Honestly, all these ideas just seem to be adding a lot more complication and confusion, trying to solve two problems at once.

When people talk about wanting to store nil in a table, it seems like they're mostly bringing up the same two situations:
1) I want to store nil values at arbitrary keys in a map.
2) I want to store nil values at integer keys in an array.

These are similar, but are prevented by different underlying issues, and have different solutions.

For case 1, the "problem" is that setting a field to nil removes it. This seems to be quite rarely an actual problem, and only crops up when you're reading data from an external source (such as a database) where "nil" doesn't mean "this field does not exist" like it does in Lua, *and* you need to iterate all of the fields without knowing their names in advance.
The commonly given solution to this issue is to use a sentinel value to mark such fields. That does just fine most of the time, but has the issue that different modules each have to define their own such values (which was the point of the original thread).
To me it seems like this isn't a terribly big problem, because it's rare that you're reading information from a source where nil ~= nonexistent *and* you need to iterate the fields without knowing their names in advance *and* you need to pass that information on to another module that also needs a way to represent "nil but existent" *and* this module doesn't provide the ability to supply your own sentinel value *and* you can't afford to iterate through and translate db.null to json.null or whatever change you need to make when passing your data to another module.
Anyway, in that situation, there's another solution that nobody seems to have brought up: eliminate the "names not known in advance" issue by getting a list of names. e.g. instead of your database query returning a table like:
{{id=1, name="Joe", gender='M'},
{id=2, name="Jean, gender='F'},
{id=3, name="Sam", gender=nil}}
have it structured like:
{columns={'id', 'name', 'gender'},
{1, "Joe", 'M'},
{2, "Jean", 'F'},
{3, "Sam", nil}}
That way you can iterate over the list of names instead of the data, and not miss any fields, even if their values are nil.

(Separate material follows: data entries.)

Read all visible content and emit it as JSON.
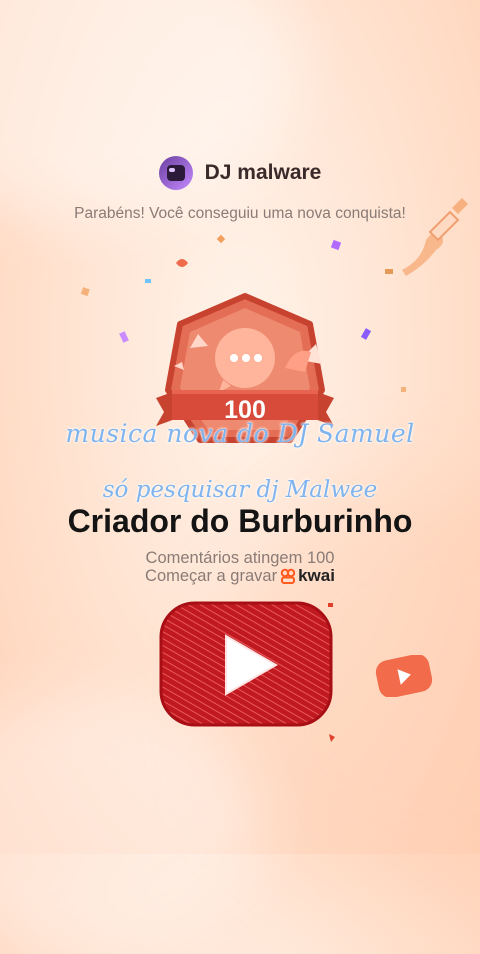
{
  "profile": {
    "username": "DJ malware"
  },
  "congrats_text": "Parabéns! Você conseguiu uma nova conquista!",
  "badge": {
    "value": "100"
  },
  "overlay": {
    "line1": "musica nova do DJ Samuel",
    "line2": "só pesquisar dj Malwee"
  },
  "achievement": {
    "title": "Criador do Burburinho",
    "description": "Comentários atingem 100",
    "cta": "Começar a gravar",
    "brand": "kwai"
  },
  "colors": {
    "badge_red": "#d84a3a",
    "accent_orange": "#ff5a1f",
    "overlay_blue": "#7fb4ee"
  }
}
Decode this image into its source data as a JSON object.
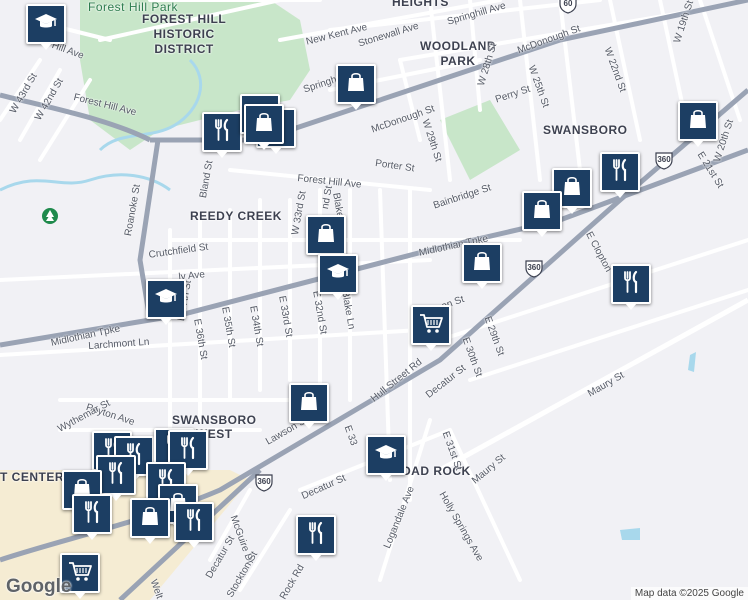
{
  "map": {
    "areas": {
      "forest_hill_park": "Forest Hill Park",
      "forest_hill_historic": [
        "FOREST HILL",
        "HISTORIC",
        "DISTRICT"
      ],
      "woodland_park": [
        "WOODLAND",
        "PARK"
      ],
      "swansboro": "SWANSBORO",
      "reedy_creek": "REEDY CREEK",
      "swansboro_west": [
        "SWANSBORO",
        "WEST"
      ],
      "heights": "HEIGHTS",
      "broad_rock": "BROAD ROCK",
      "port_center": "T CENTER"
    },
    "streets": {
      "new_kent_ave": "New Kent Ave",
      "springhill_ave": "Springhill Ave",
      "stonewall_ave": "Stonewall Ave",
      "mcdonough_st_ne": "McDonough St",
      "w_19th_st": "W 19th St",
      "w_22nd_st": "W 22nd St",
      "w_25th_st": "W 25th St",
      "w_28th_st": "W 28th St",
      "w_29th_st": "W 29th St",
      "perry_st": "Perry St",
      "mcdonough_st": "McDonough St",
      "springh_trunc": "Springh",
      "hill_ave": "Hill Ave",
      "w_43rd_st": "W 43rd St",
      "w_42nd_st": "W 42nd St",
      "forest_hill_ave_w": "Forest Hill Ave",
      "porter_st": "Porter St",
      "forest_hill_ave": "Forest Hill Ave",
      "bainbridge_st": "Bainbridge St",
      "w_20th_st": "W 20th St",
      "e_21st_st": "E 21st St",
      "w_2_trunc": "W 2",
      "e_clopton": "E Clopton",
      "bland_st": "Bland St",
      "roanoke_st": "Roanoke St",
      "w_33rd_st": "W 33rd St",
      "nd_st": "nd St",
      "blake_ln_n": "Blake Ln",
      "crutchfield_st": "Crutchfield St",
      "midlothian_tpke_e": "Midlothian Tpke",
      "ly_ave": "ly Ave",
      "midlothian_tpke_w": "Midlothian Tpke",
      "e_37th_st": "E 37th St",
      "e_36th_st": "E 36th St",
      "e_35th_st": "E 35th St",
      "e_34th_st": "E 34th St",
      "e_33rd_st": "E 33rd St",
      "e_32nd_st": "E 32nd St",
      "blake_ln": "Blake Ln",
      "on_st": "on St",
      "larchmont_ln": "Larchmont Ln",
      "e_29th_st": "E 29th St",
      "e_30th_st": "E 30th St",
      "hull_street_rd": "Hull Street Rd",
      "decatur_st_n": "Decatur St",
      "maury_st_n": "Maury St",
      "peyton_ave": "Peyton Ave",
      "wythemar_st": "Wythemar St",
      "lawson_st": "Lawson St",
      "e_33_trunc": "E 33",
      "e_31st_st": "E 31st St",
      "maury_st": "Maury St",
      "holly_springs_ave": "Holly Springs Ave",
      "decatur_st": "Decatur St",
      "logandale_ave": "Logandale Ave",
      "mcguire_dr": "McGuire Dr",
      "decatur_st_sw": "Decatur St",
      "stockton_st": "Stockton St",
      "rock_rd": "Rock Rd",
      "welt_trunc": "Welt"
    },
    "shields": [
      "60",
      "360",
      "360",
      "360"
    ],
    "pins": [
      {
        "type": "school"
      },
      {
        "type": "shopping"
      },
      {
        "type": "shopping"
      },
      {
        "type": "restaurant"
      },
      {
        "type": "school"
      },
      {
        "type": "shopping"
      },
      {
        "type": "shopping"
      },
      {
        "type": "shopping"
      },
      {
        "type": "restaurant"
      },
      {
        "type": "shopping"
      },
      {
        "type": "shopping"
      },
      {
        "type": "school"
      },
      {
        "type": "shopping"
      },
      {
        "type": "school"
      },
      {
        "type": "restaurant"
      },
      {
        "type": "grocery"
      },
      {
        "type": "shopping"
      },
      {
        "type": "school"
      },
      {
        "type": "restaurant"
      },
      {
        "type": "restaurant"
      },
      {
        "type": "restaurant"
      },
      {
        "type": "restaurant"
      },
      {
        "type": "restaurant"
      },
      {
        "type": "shopping"
      },
      {
        "type": "restaurant"
      },
      {
        "type": "shopping"
      },
      {
        "type": "restaurant"
      },
      {
        "type": "shopping"
      },
      {
        "type": "restaurant"
      },
      {
        "type": "restaurant"
      },
      {
        "type": "grocery"
      }
    ],
    "icons": {
      "school": "graduation-cap-icon",
      "shopping": "shopping-bag-icon",
      "restaurant": "fork-knife-icon",
      "grocery": "shopping-cart-icon",
      "park": "tree-icon"
    },
    "colors": {
      "background": "#f1f1f5",
      "park": "#c8e6c9",
      "water": "#a8d8ec",
      "road": "#ffffff",
      "highway": "#9aa3b4",
      "pin": "#1c3e63",
      "pin_border": "#ffffff",
      "industrial": "#f5ecd3"
    }
  },
  "branding": {
    "logo": "Google",
    "attribution": "Map data ©2025 Google"
  }
}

The other thing people keep bringing up is case 2 - storing nil values in arrays. There are a lot of "solutions" to this, but all are really only bandaging over the problem. You can store the length separately and use metamethods to make everything work nicely, but that's going to incur a performance penalty - not only because of the metamethods, but because you haven't actually solved the underlying problem.

Lua's tables contain an array portion and a hash map portion, for performance, and the real problem people are running into is that the array portion itself can't store nil values. With metamethod solutions, you're storing some (potentially all) of your values in the hash map portion, defeating the purpose of the array portion in the first place, because the array is still going to end at the first nil values.

It does seem awfully strange to me: Lua's strings can contain any byte, because they store the length separately from the string data. This is generally considered a good thing, especially compared to C strings - it takes length lookup from O(n) to O(1) and allows them to contain arbitrary binary data. Yet Lua's arrays don't have this same feature, and instead use the C-string method of a magic terminating value that can't appear anywhere in the array, which limits what they can store. (Though I assume length lookup is still O(1) in this case!) And as a "bonus" it makes the # operator's behaviour somewhat strange as well - not always very reliable or useful, and apparently rather confusing to some people.

People keep commenting "oh look table.setn() is back", and I keep wondering if that's really a bad thing. What was so bad about it that it had to be removed? To me, storing the length separately from the data seems like the most sensible idea.